I first saw this while running this prompt against limbo/bindings/python using files-to-prompt:
git clone https://github.com/tursodatabase/limbo
cd limbo/bindings/python
files-to-prompt . -c | llm -m o3-mini \
-o reasoning_effort high \
–system ‘Write a detailed README with extensive usage examples’
Here’s the full result, which includes text like this (note the weird bullets):
Features
——–
• High‑performance, in‑process database engine written in Rust
• SQLite‑compatible SQL interface
• Standard Python DB‑API 2.0–style connection and cursor objects
I ran it again with this modified prompt:
Formatting re-enabled. Write a detailed README with extensive usage examples.
And this time got back proper Markdown, rendered in this Gist. That did a really good job, and included bulleted lists using this valid Markdown syntax instead:
– **`make test`**: Run tests using pytest.
– **`make lint`**: Run linters (via [ruff](https://github.com/astral-sh/ruff)).
– **`make check-requirements`**: Validate that the `requirements.txt` files are in sync with `pyproject.toml`.
– **`make compile-requirements`**: Compile the `requirements.txt` files using pip-tools.
Via @harjotsgill
Tags: o1, openai, o3, markdown, ai, llms, prompt-engineering, generative-ai, inference-scaling, rag
AI Summary and Description: Yes
Summary: The text discusses recent updates and best practices for prompting OpenAI’s reasoning models, focusing on the transition from system messages to developer messages, the use of delimiters for better input clarity, and the approach of limiting context in retrieval-augmented generation (RAG). These insights are pertinent for AI professionals aiming to optimize interaction with language models, enhancing their effectiveness in various applications.
Detailed Description: This write-up emphasizes how users can effectively interact with OpenAI’s reasoning models (o1 and o3), following updates in prompting strategies. Here are the crucial points:
– **Shift to Developer Messages**:
– OpenAI has updated its models to support developer messages instead of system messages.
– This change is primarily aesthetic and aims to enhance consistency in instruction hierarchy but leaves functionality intact.
– **Use of Delimiters**:
– Clear indications of different parts of input via delimiters (like markdown or XML tags) help models interpret information better.
– The text mentions assistance from tools that output Claude-style XML compatible with OpenAI models.
– **Retrieval-Augmented Generation (RAG)**:
– Users are encouraged to limit additional context to only the most relevant information to promote coherence in model responses.
– It suggests skepticism regarding RAG with certain models if they struggle to maintain relevance.
– **Prompting Strategies**:
– A recommendation to initially use zero-shot prompting, switching to few-shot examples only if necessary, highlights the models’ ability to generate quality responses without prior examples.

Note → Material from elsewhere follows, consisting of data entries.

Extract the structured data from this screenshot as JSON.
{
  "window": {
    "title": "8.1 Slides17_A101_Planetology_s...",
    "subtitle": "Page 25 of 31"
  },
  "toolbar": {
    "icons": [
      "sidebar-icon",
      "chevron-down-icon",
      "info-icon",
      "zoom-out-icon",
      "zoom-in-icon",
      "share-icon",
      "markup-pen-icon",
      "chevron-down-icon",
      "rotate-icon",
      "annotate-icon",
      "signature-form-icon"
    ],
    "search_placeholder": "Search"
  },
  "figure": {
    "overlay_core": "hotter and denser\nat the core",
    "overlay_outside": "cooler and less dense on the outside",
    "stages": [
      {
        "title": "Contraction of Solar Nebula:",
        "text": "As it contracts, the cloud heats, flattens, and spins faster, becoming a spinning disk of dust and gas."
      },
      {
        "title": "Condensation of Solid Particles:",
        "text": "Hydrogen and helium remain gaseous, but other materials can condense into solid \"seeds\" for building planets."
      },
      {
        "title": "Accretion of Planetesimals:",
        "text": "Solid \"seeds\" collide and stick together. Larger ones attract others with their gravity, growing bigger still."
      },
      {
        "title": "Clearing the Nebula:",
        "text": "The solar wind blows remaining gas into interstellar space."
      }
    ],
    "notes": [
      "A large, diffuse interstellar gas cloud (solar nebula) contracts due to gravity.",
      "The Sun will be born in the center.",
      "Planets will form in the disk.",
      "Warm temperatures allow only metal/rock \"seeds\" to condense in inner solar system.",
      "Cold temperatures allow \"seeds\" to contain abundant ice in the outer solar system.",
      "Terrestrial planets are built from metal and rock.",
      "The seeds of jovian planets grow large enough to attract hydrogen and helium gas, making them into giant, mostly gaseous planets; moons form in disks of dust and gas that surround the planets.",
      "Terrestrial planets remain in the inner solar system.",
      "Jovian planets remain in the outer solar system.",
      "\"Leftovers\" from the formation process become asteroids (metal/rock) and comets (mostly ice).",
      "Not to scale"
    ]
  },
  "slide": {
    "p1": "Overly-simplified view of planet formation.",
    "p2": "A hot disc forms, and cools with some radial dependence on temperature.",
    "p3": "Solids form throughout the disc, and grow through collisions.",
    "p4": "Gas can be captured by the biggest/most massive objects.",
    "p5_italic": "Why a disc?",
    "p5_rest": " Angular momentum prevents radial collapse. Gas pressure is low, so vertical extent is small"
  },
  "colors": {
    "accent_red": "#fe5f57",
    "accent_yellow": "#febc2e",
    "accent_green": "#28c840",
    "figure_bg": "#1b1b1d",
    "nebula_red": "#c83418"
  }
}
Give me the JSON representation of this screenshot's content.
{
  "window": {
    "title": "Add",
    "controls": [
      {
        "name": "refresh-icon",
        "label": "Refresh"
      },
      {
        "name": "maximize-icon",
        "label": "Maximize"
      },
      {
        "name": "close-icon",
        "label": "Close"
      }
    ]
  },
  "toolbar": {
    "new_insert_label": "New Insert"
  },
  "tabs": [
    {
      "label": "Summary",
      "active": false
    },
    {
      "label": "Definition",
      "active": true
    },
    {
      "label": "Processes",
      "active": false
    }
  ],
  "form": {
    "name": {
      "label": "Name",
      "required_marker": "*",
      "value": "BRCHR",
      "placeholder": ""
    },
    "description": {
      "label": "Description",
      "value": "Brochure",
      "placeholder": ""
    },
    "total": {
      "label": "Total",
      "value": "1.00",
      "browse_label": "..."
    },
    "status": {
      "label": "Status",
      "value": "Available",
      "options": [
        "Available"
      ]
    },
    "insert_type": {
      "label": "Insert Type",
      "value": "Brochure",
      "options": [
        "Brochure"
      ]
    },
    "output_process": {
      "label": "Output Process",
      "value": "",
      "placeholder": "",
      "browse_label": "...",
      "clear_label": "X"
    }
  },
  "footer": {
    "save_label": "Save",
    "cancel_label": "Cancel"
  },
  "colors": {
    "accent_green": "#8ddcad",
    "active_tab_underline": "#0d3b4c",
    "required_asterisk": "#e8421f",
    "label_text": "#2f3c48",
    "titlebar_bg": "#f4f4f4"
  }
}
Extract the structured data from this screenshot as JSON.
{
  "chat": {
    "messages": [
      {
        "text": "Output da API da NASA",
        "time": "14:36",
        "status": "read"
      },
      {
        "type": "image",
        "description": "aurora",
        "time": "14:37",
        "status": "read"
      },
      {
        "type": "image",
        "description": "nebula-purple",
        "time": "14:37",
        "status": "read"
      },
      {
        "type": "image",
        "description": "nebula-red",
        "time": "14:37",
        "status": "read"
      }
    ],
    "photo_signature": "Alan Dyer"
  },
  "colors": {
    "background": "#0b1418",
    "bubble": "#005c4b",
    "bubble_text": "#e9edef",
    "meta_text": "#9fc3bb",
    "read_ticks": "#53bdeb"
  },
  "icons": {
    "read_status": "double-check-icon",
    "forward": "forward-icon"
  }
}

– Being specific in prompts is encouraged; clear end goals lead to superior model output.
– **Markdown Formatting Changes**:
– There’s a noteworthy change where the reasoning models avoid generating markdown formatting responses unless explicitly signaled by the string “Formatting re-enabled” at the start of the developer message.
– This adjustment initially caused confusion among users, as the output formatting could appear unrefined without the right prompt signal.
Overall, these guidelines and updates are essential for AI practitioners to improve their utilization of OpenAI’s reasoning models, ensuring more effective and accurate AI interaction across various applications, especially in software development and data management. Using these insights can streamline workflows and enhance compliance with emerging standards in AI usage and prompting.